Alexandre Tharaud : Être ou ne pas être
Ces derniers mois, Alexandre Tharaud a pris du recul pour mieux se ressourcer. Le piano est demeuré son principal confident et la vie, elle, a pris le dessus sur la carrière.
Le pianiste Alexandre Tharaud semble calme et en pleine possession de ses moyens. D’entrée de jeu, il nous illustre un quotidien qui fait état d’un chapitre unique dans sa carrière. Il y a cinq mois, il a décidé de prendre une pause: plus de concerts ni de récitals. Depuis ce temps, il savoure chez lui une vie paisible loin des aéroports. En fait, seuls deux concerts au Québec, avec Les Violons du Roy, et un récital au Japon viennent bouleverser cette forme de retraite qui prendra fin en mars prochain.
"C’est un moment très particulier, nous explique-t-il. Mais je continue de travailler, je ne suis pas en vacances! J’en profite pour repenser mon piano, j’apprends de nouveaux répertoires et, surtout, j’ai une vie… normale. Être pianiste, c’est une vie de fou! Ces derniers mois, j’ai retrouvé un rythme intérieur plus sain. Mais ce fut tout de même assez vertigineux d’arrêter. Habituellement, on voyage et la vie est trépidante. On anticipe constamment. C’est toujours de l’anticipation: les concerts, les programmes, les enregistrements… S’arrêter, c’est ce que je voulais. Je devais vivre cette expérience."

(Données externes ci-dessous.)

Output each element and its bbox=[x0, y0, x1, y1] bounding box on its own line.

Malgré tout, l’artiste se retrouve en pleine promotion pour la sortie de son dernier album: Alexandre Tharaud Plays Scarlatti (Virgin Classics). Une sélection de 18 sonates (le corpus des sonates de Domenico Scarlatti, toutes dédiées à l’infante d’Espagne Maria Barbara, totalise presque 600 sonates) qui nous offre un regard original, presque une méditation, sur ce répertoire tant prisé par les virtuoses du piano qui, avec éclat, ont transposé maintes fois ces sonates originalement écrites pour le clavecin.
"Je voulais donner un coup de pied aux idées reçues, indique-t-il. Sur ce disque, il y a plus de sonates lentes que rapides. La virtuosité n’était pas la seule vertu que Scarlatti voulait exprimer. J’ai voulu mettre l’accent sur des sonates beaucoup plus intérieures, plus profondes. J’ai bien sûr parcouru l’ensemble des partitions, un travail fascinant! Mais, avec le recul, il y a une sélection naturelle qui s’impose. C’est comme avec les gens, on sait dès le départ avec qui on va bien s’entendre."
Lors de cette visite au Québec, il retrouvera justement un complice, le chef d’orchestre Bernard Labadie, et interprétera pour la toute première fois le Concerto pour piano no 9, dit "Jeunehomme", de Mozart. "Pendant des années, j’ai refusé d’inscrire ce concerto à mon répertoire, avoue-t-il. C’est Bernard Labadie qui m’a convaincu. Il m’a démontré, avec enthousiasme, que c’est un concerto extraordinaire. Lorsque quelqu’un insiste à ce point, on s’imprègne de cette énergie et on se laisse influencer! Maintenant, je l’adore, ce concerto… surtout le deuxième mouvement. Comme le dit si bien Bernard: c’est comme un grand air d’opéra! Toute sa vie durant, j’ai l’impression qu’un pianiste essaie d’imiter la voix humaine. Ce deuxième mouvement me donne l’impression d’être un chanteur."